On forums, the biggest gripe people seem to have is the lack of Unicode support, and PG's apparent unwillingless to add it.

9 Comments »

  1. John Cowan said,

    January 31, 2008 @ 12:31 am

    Arc: not back to the future, but forward to the past. It basically takes all the hard-earned lessons of Scheme right up through R6RS and throws them in the trash.

  2. she said,

    January 31, 2008 @ 10:06 am

    The biggest problem is - someone that knows a lot of ruby or python, why would he ever go and try such a language?

  3. Hans Nowak said,

    January 31, 2008 @ 11:13 am

    @she: Well, it depends on your outlook. Assuming by "such a language" you meant "a Lisp variant", there are various reasons why people would be interesting in learning or trying it, even if they already know a dynamic language like Python or Ruby. Maybe they come from a mathematical background and find a Lisp more appealing than a language with more traditional syntax (although there are functional languages, like OCaml and Haskell, that fit the bill better). Or maybe they keep running into Python/Ruby's limitations and want more flexibility. E.g. in the Arc tutorial there are a few things that languages like Python just cannot do. (Although other Lisps can... this is why most Lispers seem decidedly underwhelmed.)

  4. Hans Nowak said,

    January 31, 2008 @ 11:14 am

    @John: I am not all that familiar with the history of Scheme (yet); can you give a few examples of things Arc is doing that are (in your opinion) wrong?

  5. Deinst said,

    January 31, 2008 @ 2:26 pm

    @Hans: The major feature that arc fails to take from modern scheme systems is a sane module system. I find this surprising, given that arc is built atop mzscheme which has a simple (from a user point of view), solid module system. I suspect that pg would argue that a module system would interfere with the hack and slash philosophy that arc is supposed to engender, but I would argue that any language with macros needs a module system that can give a macro writer the guarantees outlined inin http://citeseer.ist.psu.edu/cache/papers/cs/26833/http:zSzzSzwww.cs.utah.eduzSzpltzSzpublicationszSzmacromod.pdf/flatt02composable.pdf

    This is one of the reasons I use mzscheme instead of common lisp. I'd love a language that had a good module system, macros and access to system threads, and would willingly sacrifice continuations and hygenic macros.

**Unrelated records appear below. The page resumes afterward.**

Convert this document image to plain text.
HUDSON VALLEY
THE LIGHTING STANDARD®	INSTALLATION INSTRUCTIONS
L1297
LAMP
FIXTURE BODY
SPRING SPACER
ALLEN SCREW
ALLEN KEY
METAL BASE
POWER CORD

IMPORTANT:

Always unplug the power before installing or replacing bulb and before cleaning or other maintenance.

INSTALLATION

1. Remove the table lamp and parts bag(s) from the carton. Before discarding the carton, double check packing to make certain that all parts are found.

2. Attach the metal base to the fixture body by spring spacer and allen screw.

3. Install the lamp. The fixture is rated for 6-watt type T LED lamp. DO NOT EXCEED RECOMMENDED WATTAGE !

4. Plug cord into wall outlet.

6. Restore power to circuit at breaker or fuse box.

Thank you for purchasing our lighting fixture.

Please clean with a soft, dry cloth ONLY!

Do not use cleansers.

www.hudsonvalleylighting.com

  6. ndanger.organism :: blog :: Arc: the blogosphere rages said,

    February 1, 2008 @ 12:04 am

    [...] Arc, first impressions: Hans is fair and balanced [...]

  7. The Arc Debate | LispCast said,

    February 28, 2008 @ 2:12 pm

    [...] Arc’s Out Lisp at Light Speed: Arc Brevity Zach’s Journal - Like a Bi-Metallic Strip Drinkable Chicken ยป Arc, first impressions (cadr life): Lazy Lists in Arc smuglispweeny: Arc!Cells: It’s Alive!!! smuglispweeny: [...]

  8. John Cowan said,

    March 3, 2008 @ 9:41 am

    1. The overly short names. If PG wants APL (or J, K, etc.) he knows where to find them.

    2. The irrationality and randomness of the names Scheme fixed this in R2RS.

    3. The invincible ignorance about Unicode.

    4. The belief (also ignorant) that hygienic macros don't matter. (Hygiene is to macros as lexical binding is to functions -- I suppose we should be glad that Arc doesn't revert to dynamic binding.)

    There are probably more, but I stopped looking at this point.

  9. Tim Lovell-Smith said,

    May 29, 2008 @ 11:53 am

    Re: 'Odd assignment rules for lists and hash tables.'

    If you think about it, hash table lookup (foo bar) IS a function application, i.e. computation of a mapping f(x). It's just different from most other functions in its method of implementation/specification, with e.g. being able to use = to modify the mapping.